For a PD use case, the core table usually combines:

- **Application attributes** – age, employment type, product type, tenor, loan amount.
- **Capacity metrics** – income, instalment‑to‑income ratio, existing indebtedness.
- **Behavioural information** – payment history, roll‑rate patterns, past delinquencies.
- **Target label** – a binary `default_12m` flag describing what happened to that loan over the next 12 months.

Technically, you end up with one row per loan at a frozen "cut‑off" date.
This allows you to train and evaluate models without leaking future information.
It also maps neatly to how risk managers think about exposure.

Getting to this clean table is where most of the work sits: joining sources, engineering features, sanity‑checking distributions, and reconciling business rules with what the data actually contains.

---

## 3. Use a transparent baseline model first

Many data science projects get lost because they jump straight to deep learning or complex ensembles.
For PD, a **logistic regression baseline** is still incredibly valuable:

- It produces probabilities between 0 and 1 that map naturally to "chance of default".
- Coefficients and signs can be explained to credit and audit.
- Implementation and validation are straightforward.

A simple but solid baseline recipe:

1. Split the data into **train** and **test** sets (e.g. 75% / 25%) with stratification on the default flag.
2. Standardise numeric features (age, income, loan_amount, tenor, etc.).
3. Fit a logistic regression model on the training set.
4. Evaluate it with metrics like **AUC ROC** on the test set.

The important mindset is this: the baseline is your reference point.
Any more sophisticated model must beat it in a measurable way, not just feel more "advanced".

---

## 4. Evaluate both discrimination and calibration

A single summary metric like AUC is not enough to sign off a risk model.
Two additional questions matter just as much:

1. **Can the model rank‑order risk?**  
   A decent AUC or Gini tells you whether high‑score loans really do default more often than low‑score loans.
2. **Are the probabilities believable?**  
   A calibration plot comparing PD buckets (e.g. 0–2%, 2–5%, 5–10%) with realised default rates shows whether "5%" really behaves like 1 in 20 over time.

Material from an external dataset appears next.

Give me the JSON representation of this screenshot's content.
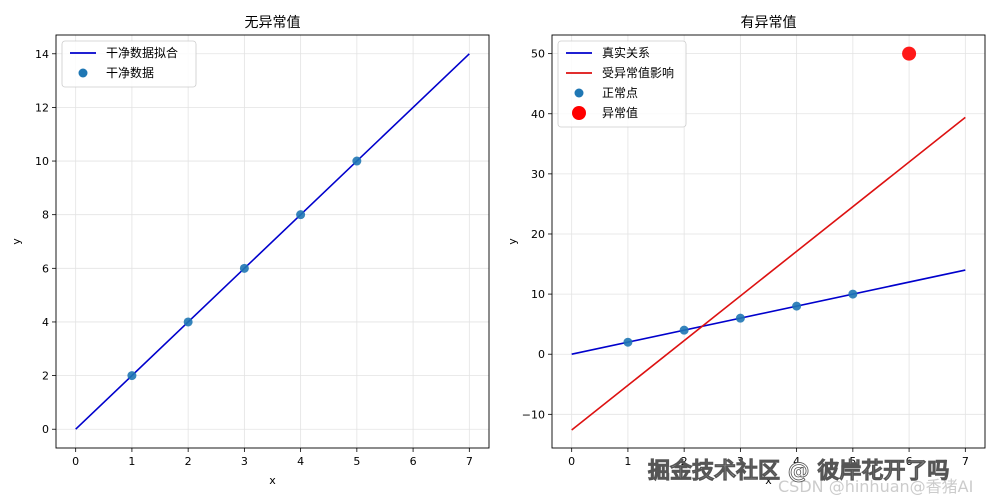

For practical portfolio steering you care about both:

- Underwriting teams need good rank ordering to set thresholds and limits.
- Finance and risk appetite functions need realistic PD levels for provisioning, capital, and stress testing.

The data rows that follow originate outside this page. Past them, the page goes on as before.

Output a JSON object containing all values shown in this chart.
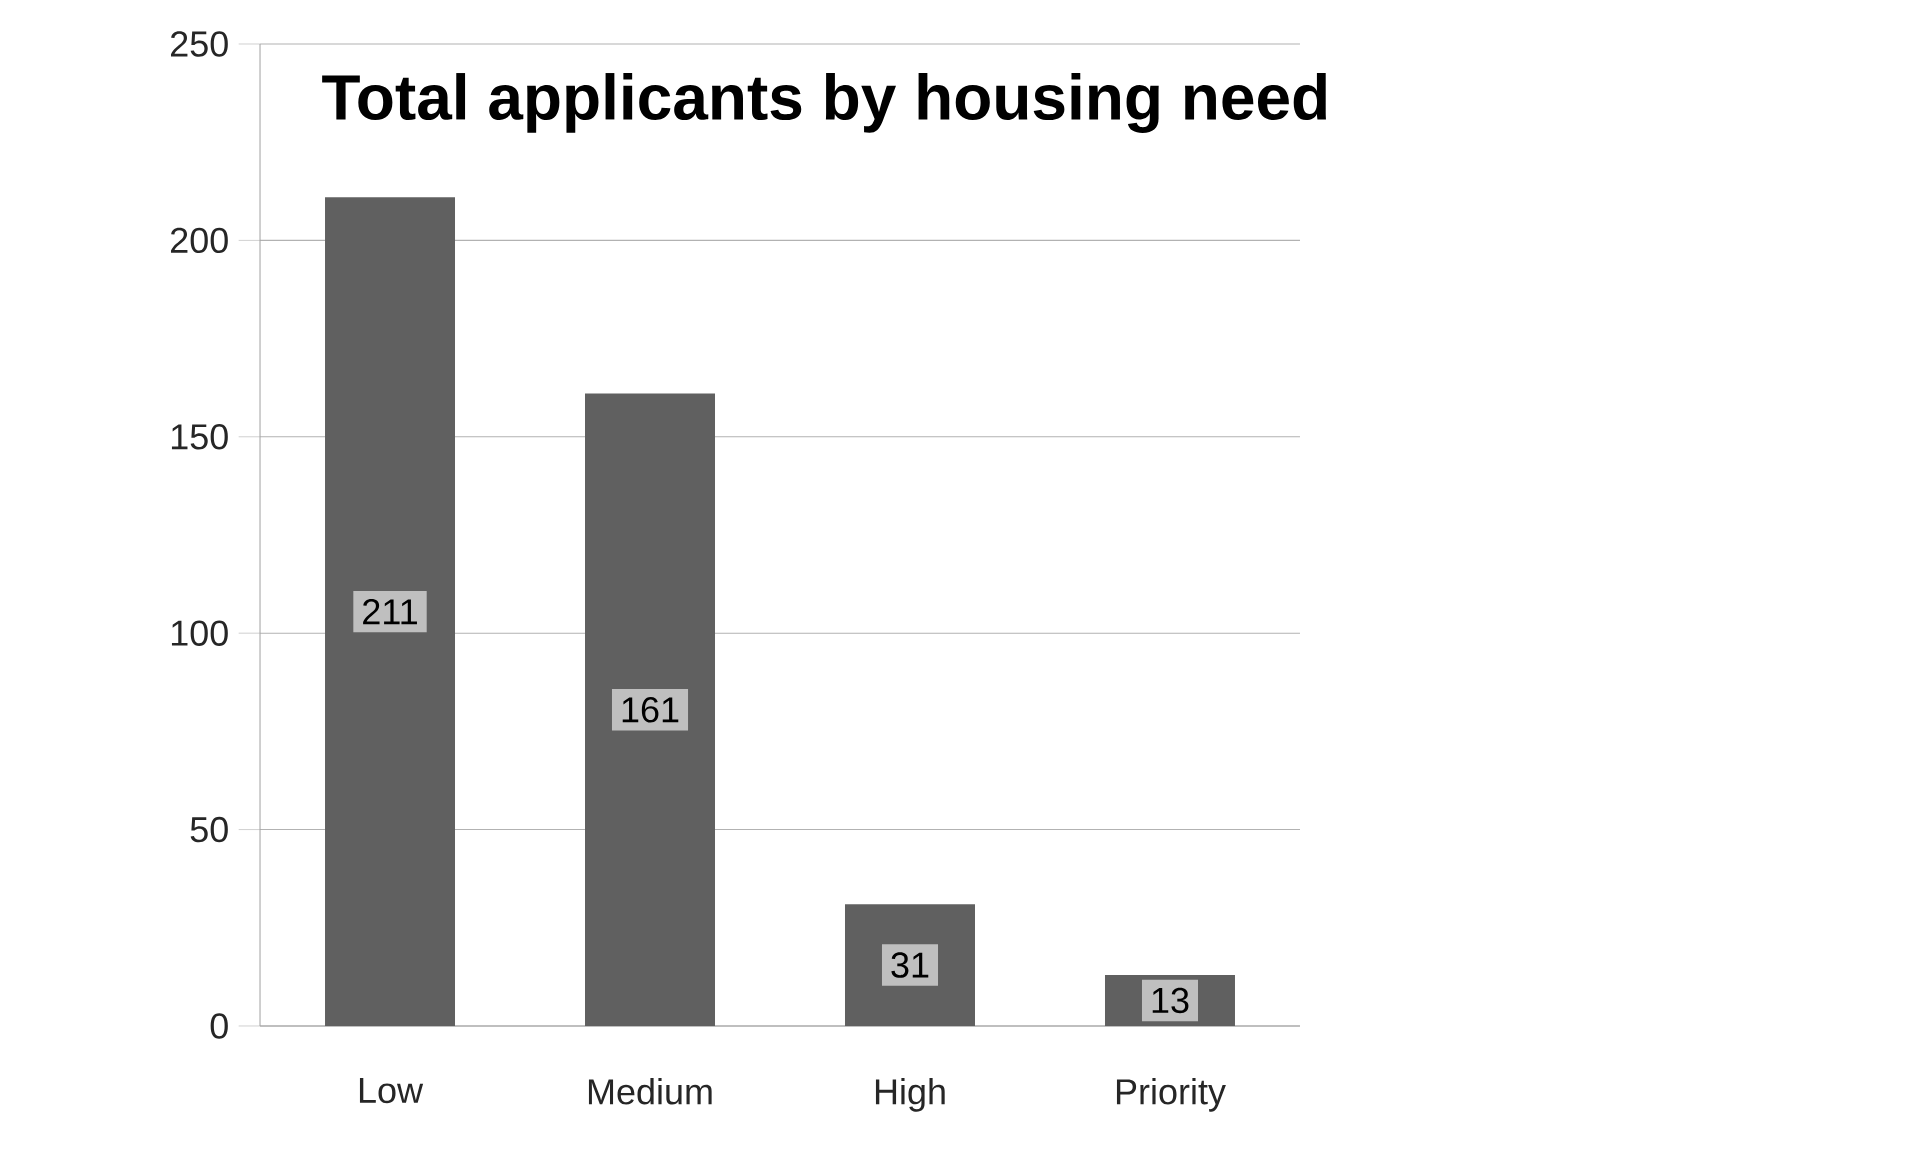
{
  "chart_data": {
    "type": "bar",
    "title": "Total applicants by housing need",
    "categories": [
      "Low",
      "Medium",
      "High",
      "Priority"
    ],
    "values": [
      211,
      161,
      31,
      13
    ],
    "color": "#606060",
    "ylim": [
      0,
      250
    ],
    "yticks": [
      0,
      50,
      100,
      150,
      200,
      250
    ],
    "grid": "y",
    "data_labels": true
  }
}
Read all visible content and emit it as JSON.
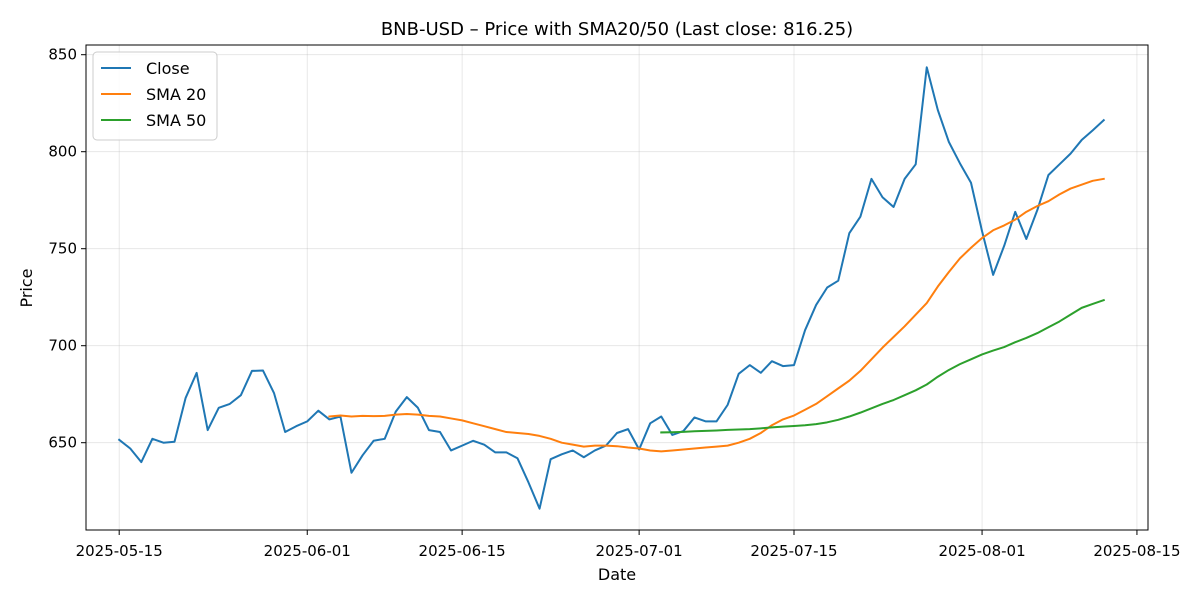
{
  "chart_data": {
    "type": "line",
    "title": "BNB-USD – Price with SMA20/50 (Last close: 816.25)",
    "xlabel": "Date",
    "ylabel": "Price",
    "xlim": [
      "2025-05-12",
      "2025-08-16"
    ],
    "ylim": [
      605,
      855
    ],
    "x_ticks": [
      "2025-05-15",
      "2025-06-01",
      "2025-06-15",
      "2025-07-01",
      "2025-07-15",
      "2025-08-01",
      "2025-08-15"
    ],
    "y_ticks": [
      650,
      700,
      750,
      800,
      850
    ],
    "grid": true,
    "legend_position": "top-left",
    "start_date": "2025-05-15",
    "series": [
      {
        "name": "Close",
        "color": "#1f77b4",
        "values": [
          651.5,
          647,
          640,
          652,
          650,
          650.5,
          673,
          686,
          656.5,
          668,
          670,
          674.5,
          687,
          687.2,
          675.5,
          655.5,
          658.5,
          661,
          666.5,
          662,
          663.5,
          634.5,
          643.5,
          651,
          652,
          666,
          673.5,
          668,
          656.5,
          655.5,
          646,
          648.5,
          651,
          649,
          645,
          645,
          642,
          629.5,
          616,
          641.5,
          644,
          646,
          642.5,
          646,
          648.5,
          655,
          657,
          646.5,
          660,
          663.5,
          654,
          656,
          663,
          661,
          661,
          669.5,
          685.5,
          690,
          686,
          692,
          689.5,
          690,
          708,
          721,
          730,
          733.5,
          758,
          766.5,
          786,
          776.5,
          771.5,
          786,
          793.5,
          843.5,
          821.5,
          805,
          794,
          784,
          759,
          736.5,
          751.5,
          769,
          755,
          770,
          788,
          793.5,
          799,
          806,
          811,
          816.25
        ]
      },
      {
        "name": "SMA 20",
        "color": "#ff7f0e",
        "values": [
          null,
          null,
          null,
          null,
          null,
          null,
          null,
          null,
          null,
          null,
          null,
          null,
          null,
          null,
          null,
          null,
          null,
          null,
          null,
          663.5,
          664,
          663.5,
          663.8,
          663.7,
          663.8,
          664.5,
          664.8,
          664.5,
          663.8,
          663.5,
          662.5,
          661.5,
          660,
          658.5,
          657,
          655.5,
          655,
          654.5,
          653.5,
          652,
          650,
          649,
          648,
          648.5,
          648.5,
          648.2,
          647.5,
          647,
          646,
          645.5,
          646,
          646.5,
          647,
          647.5,
          648,
          648.5,
          650,
          652,
          655,
          659,
          662,
          664,
          667,
          670,
          674,
          678,
          682,
          687,
          693,
          699,
          704.5,
          710,
          716,
          722,
          730.5,
          738,
          745,
          750.5,
          755.5,
          759.5,
          762,
          765,
          769,
          772,
          774.5,
          778,
          781,
          783,
          785,
          786
        ]
      },
      {
        "name": "SMA 50",
        "color": "#2ca02c",
        "values": [
          null,
          null,
          null,
          null,
          null,
          null,
          null,
          null,
          null,
          null,
          null,
          null,
          null,
          null,
          null,
          null,
          null,
          null,
          null,
          null,
          null,
          null,
          null,
          null,
          null,
          null,
          null,
          null,
          null,
          null,
          null,
          null,
          null,
          null,
          null,
          null,
          null,
          null,
          null,
          null,
          null,
          null,
          null,
          null,
          null,
          null,
          null,
          null,
          null,
          655.3,
          655.4,
          655.6,
          655.9,
          656.1,
          656.3,
          656.6,
          656.8,
          657,
          657.4,
          657.9,
          658.3,
          658.6,
          659,
          659.6,
          660.5,
          661.8,
          663.5,
          665.5,
          667.7,
          670,
          672,
          674.5,
          677,
          680,
          684,
          687.5,
          690.5,
          693,
          695.5,
          697.5,
          699.3,
          701.8,
          704,
          706.5,
          709.5,
          712.5,
          716,
          719.5,
          721.5,
          723.5
        ]
      }
    ]
  }
}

This is also where you start to see if certain segments (e.g. by product, channel, or region) behave differently enough to justify separate models or override rules.

---

## 5. From notebook to risk process: deployment hooks

Even a beautiful notebook is useless if it never leaves the lab.
To make the PD model part of your real risk toolkit you need a few concrete steps:

- **Model packaging** – store the trained model object and any scalers in version control (for example using `joblib`), with clear model IDs and metadata.
- **Scoring interface** – implement a function or API endpoint that takes a loan application record and returns a PD plus the key features used.
- **Monitoring** – track the distribution of scores, feature drift, and the gap between predicted and realised default rates over time.

A pragmatic pattern is to treat the notebook as the **analysis canvas** and move production code into plain Python modules or services.
That way, the same logic can run inside batch jobs, real‑time APIs, or whatever architecture you use.

---

## 6. How this template generalises to other risk problems

The same structure applies to many other risk and GRC use cases:

- **Fraud detection** – ranking transactions or accounts by likelihood of being fraudulent.
- **Supplier / counterparty risk** – estimating the chance that a supplier will fail or seriously under‑perform.
- **Collections and recovery** – prioritising which delinquent accounts are most likely to cure given limited collections capacity.

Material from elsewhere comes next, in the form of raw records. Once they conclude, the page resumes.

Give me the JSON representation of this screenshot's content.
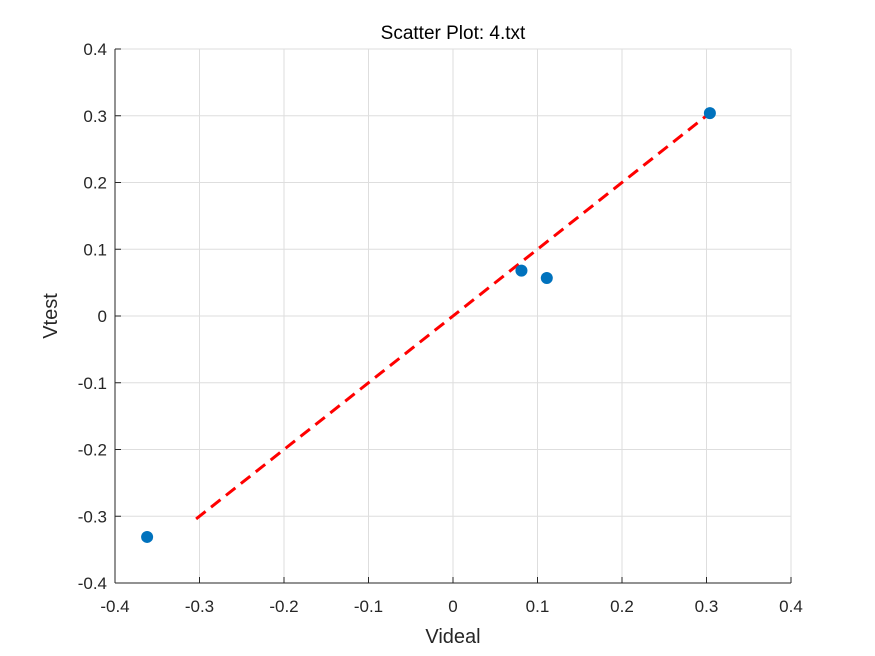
{
  "chart_data": {
    "type": "scatter",
    "title": "Scatter Plot: 4.txt",
    "xlabel": "Videal",
    "ylabel": "Vtest",
    "xlim": [
      -0.4,
      0.4
    ],
    "ylim": [
      -0.4,
      0.4
    ],
    "xticks": [
      -0.4,
      -0.3,
      -0.2,
      -0.1,
      0,
      0.1,
      0.2,
      0.3,
      0.4
    ],
    "yticks": [
      -0.4,
      -0.3,
      -0.2,
      -0.1,
      0,
      0.1,
      0.2,
      0.3,
      0.4
    ],
    "xtick_labels": [
      "-0.4",
      "-0.3",
      "-0.2",
      "-0.1",
      "0",
      "0.1",
      "0.2",
      "0.3",
      "0.4"
    ],
    "ytick_labels": [
      "-0.4",
      "-0.3",
      "-0.2",
      "-0.1",
      "0",
      "0.1",
      "0.2",
      "0.3",
      "0.4"
    ],
    "grid": true,
    "series": [
      {
        "type": "scatter",
        "color": "#0072bd",
        "x": [
          -0.362,
          0.081,
          0.111,
          0.304
        ],
        "y": [
          -0.331,
          0.068,
          0.057,
          0.304
        ]
      },
      {
        "type": "line",
        "style": "dashed",
        "color": "#ff0000",
        "x": [
          -0.304,
          0.304
        ],
        "y": [
          -0.304,
          0.304
        ]
      }
    ]
  }
}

In all of these, the discipline is the same:

1. Start from a crisp business question with a clear definition of "bad" outcomes.
2. Build a case‑level dataset with a robust target label.
3. Establish a transparent baseline model and evaluation.
4. Move results from notebook to production code with monitoring from day one.

That discipline is what turns data science from an experimental slide deck into a repeatable part of your risk governance.